PHILADELPHIA, PA.- Drawing together a diverse range of paintings and sculptures from across the subcontinent, Ragas and Rajas: Musical Imagery of Courtly India explores the confluence of sight and sound, king and god throughout a millennium of artistic vision in India. The exhibition will be on view at the
Philadelphia Museum of Art through November 18.
As the visual arts of India reveal, music played a central role in the lives of rajas (rulers) and their retinues. Depictions of royal assemblies invariably include musicians, as do scenes of festivals and celebrations for birth or marriage. Drums and horns rallied troops and announced the arrival of the raja’s army, as shown in paintings from across the region. Music was (and is still today) central to the worship, identities, and stories of supreme royalty—the Hindu gods. In the idyllic “miniature” painting “The Gods Sing and Dance for Shiva and Parvati” (1780-1790), the entertainment of the divine court echoes that of the earthly. For some deities, music-making is inseparable from their identities: Krishna enchants devotees with his flute; Shiva plays his two-headed drum as he dances the cosmic cycles of creation and destruction.

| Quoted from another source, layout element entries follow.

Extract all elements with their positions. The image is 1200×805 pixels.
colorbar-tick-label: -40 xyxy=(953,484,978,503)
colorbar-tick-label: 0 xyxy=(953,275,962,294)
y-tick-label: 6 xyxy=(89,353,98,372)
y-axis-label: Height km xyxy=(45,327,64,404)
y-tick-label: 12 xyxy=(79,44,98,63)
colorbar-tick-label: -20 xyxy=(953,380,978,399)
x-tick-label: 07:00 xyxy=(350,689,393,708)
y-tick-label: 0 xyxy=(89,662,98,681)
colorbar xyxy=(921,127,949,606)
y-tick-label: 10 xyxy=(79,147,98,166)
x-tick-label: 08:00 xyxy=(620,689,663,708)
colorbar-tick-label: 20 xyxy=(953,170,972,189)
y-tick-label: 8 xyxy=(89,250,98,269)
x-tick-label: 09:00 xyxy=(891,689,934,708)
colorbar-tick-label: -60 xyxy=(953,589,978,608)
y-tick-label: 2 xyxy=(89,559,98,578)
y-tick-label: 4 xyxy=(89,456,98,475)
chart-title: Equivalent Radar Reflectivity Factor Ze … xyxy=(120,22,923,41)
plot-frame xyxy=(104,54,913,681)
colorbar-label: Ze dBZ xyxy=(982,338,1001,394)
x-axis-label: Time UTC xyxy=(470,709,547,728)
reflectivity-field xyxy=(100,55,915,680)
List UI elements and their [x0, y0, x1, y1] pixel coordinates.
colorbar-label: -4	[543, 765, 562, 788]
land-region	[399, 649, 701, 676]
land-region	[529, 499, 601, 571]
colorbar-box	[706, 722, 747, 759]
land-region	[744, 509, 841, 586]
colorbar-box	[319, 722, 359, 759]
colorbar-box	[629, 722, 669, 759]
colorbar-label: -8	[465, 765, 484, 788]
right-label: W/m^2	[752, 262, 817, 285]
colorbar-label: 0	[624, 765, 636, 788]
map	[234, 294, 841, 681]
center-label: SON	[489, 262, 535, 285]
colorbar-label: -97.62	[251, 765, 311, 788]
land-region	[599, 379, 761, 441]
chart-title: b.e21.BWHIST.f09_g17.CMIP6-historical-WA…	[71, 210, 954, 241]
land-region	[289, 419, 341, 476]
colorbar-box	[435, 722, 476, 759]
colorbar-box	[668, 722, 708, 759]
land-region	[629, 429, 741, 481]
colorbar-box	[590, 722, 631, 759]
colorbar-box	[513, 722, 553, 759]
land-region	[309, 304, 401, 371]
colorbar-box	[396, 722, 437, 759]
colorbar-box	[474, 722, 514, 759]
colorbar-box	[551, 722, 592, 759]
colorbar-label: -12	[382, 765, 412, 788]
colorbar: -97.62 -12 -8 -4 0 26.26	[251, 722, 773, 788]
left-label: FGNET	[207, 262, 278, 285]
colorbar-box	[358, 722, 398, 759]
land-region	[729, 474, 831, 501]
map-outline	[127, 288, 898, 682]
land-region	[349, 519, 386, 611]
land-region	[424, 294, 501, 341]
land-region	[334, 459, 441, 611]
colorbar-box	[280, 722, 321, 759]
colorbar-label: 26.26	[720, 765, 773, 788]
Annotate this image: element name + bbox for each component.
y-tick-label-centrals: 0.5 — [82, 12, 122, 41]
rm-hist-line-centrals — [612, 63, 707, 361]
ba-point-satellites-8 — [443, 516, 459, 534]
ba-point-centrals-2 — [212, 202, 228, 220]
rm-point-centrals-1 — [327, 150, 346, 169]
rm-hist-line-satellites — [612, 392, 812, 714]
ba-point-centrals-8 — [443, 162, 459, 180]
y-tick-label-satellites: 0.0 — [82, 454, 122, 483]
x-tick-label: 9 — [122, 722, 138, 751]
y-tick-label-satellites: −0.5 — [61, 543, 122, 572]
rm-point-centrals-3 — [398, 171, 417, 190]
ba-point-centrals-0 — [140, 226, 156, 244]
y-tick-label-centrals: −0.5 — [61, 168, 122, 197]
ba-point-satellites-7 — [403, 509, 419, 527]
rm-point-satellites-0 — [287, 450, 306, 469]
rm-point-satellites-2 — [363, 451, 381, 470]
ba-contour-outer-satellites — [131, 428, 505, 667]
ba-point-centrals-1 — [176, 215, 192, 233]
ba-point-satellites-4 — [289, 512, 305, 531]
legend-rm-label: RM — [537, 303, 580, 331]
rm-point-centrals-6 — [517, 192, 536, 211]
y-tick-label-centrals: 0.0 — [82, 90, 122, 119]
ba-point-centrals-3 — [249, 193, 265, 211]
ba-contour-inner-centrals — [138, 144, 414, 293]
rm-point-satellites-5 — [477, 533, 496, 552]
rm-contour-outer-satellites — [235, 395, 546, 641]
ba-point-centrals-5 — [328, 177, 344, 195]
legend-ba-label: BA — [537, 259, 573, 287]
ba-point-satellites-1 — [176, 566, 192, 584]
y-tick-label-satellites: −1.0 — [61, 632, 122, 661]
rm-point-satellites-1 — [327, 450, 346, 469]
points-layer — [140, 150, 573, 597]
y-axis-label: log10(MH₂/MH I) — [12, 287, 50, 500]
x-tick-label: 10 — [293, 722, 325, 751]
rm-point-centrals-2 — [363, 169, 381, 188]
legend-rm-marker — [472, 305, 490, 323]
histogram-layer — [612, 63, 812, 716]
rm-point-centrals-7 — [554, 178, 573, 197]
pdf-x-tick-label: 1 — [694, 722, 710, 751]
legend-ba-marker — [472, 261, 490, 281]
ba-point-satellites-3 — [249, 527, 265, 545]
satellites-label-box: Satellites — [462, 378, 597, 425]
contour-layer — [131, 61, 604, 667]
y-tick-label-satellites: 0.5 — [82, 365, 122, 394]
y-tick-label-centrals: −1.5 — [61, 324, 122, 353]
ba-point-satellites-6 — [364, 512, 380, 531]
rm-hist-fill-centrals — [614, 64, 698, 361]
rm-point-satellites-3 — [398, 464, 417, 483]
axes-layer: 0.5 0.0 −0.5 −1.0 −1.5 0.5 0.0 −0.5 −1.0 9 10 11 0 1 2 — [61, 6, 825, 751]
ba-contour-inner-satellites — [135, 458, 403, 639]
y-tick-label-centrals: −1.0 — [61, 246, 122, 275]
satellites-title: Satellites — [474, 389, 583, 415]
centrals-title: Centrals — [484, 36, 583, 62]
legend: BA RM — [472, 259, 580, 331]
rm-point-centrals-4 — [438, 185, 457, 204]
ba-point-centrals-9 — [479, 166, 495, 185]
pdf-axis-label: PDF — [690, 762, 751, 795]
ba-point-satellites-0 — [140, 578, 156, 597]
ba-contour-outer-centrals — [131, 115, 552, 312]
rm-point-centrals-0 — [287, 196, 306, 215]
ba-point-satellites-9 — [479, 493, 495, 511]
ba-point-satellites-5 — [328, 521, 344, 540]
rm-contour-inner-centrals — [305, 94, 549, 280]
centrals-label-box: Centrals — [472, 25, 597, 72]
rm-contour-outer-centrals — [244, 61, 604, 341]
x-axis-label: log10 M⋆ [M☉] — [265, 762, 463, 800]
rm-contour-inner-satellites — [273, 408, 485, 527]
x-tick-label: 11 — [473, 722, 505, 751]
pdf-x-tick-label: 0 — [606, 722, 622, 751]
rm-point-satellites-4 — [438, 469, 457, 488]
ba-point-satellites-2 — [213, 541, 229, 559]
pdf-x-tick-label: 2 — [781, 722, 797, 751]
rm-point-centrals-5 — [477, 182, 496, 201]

“The human and the divine really overlap in the visual arts of India,” said exhibition organizer Yael Rice, Assistant Curator of Indian and Himalayan Art. “For both rajas and gods, musical performance is portrayed as a source not only of pleasure, but also of earthly and heavenly power.”
Artists also imagined the modes of classical Indian music (ragas) as vivid scenes from an idealized world inhabited by human and divine courtiers. These images were paired with poetry and organized into sets called ragamalas (garlands of ragas). Made exclusively for India’s royal patrons, ragamalas blend music, poetry, and painting in a unique synthesis of aesthetic experiences.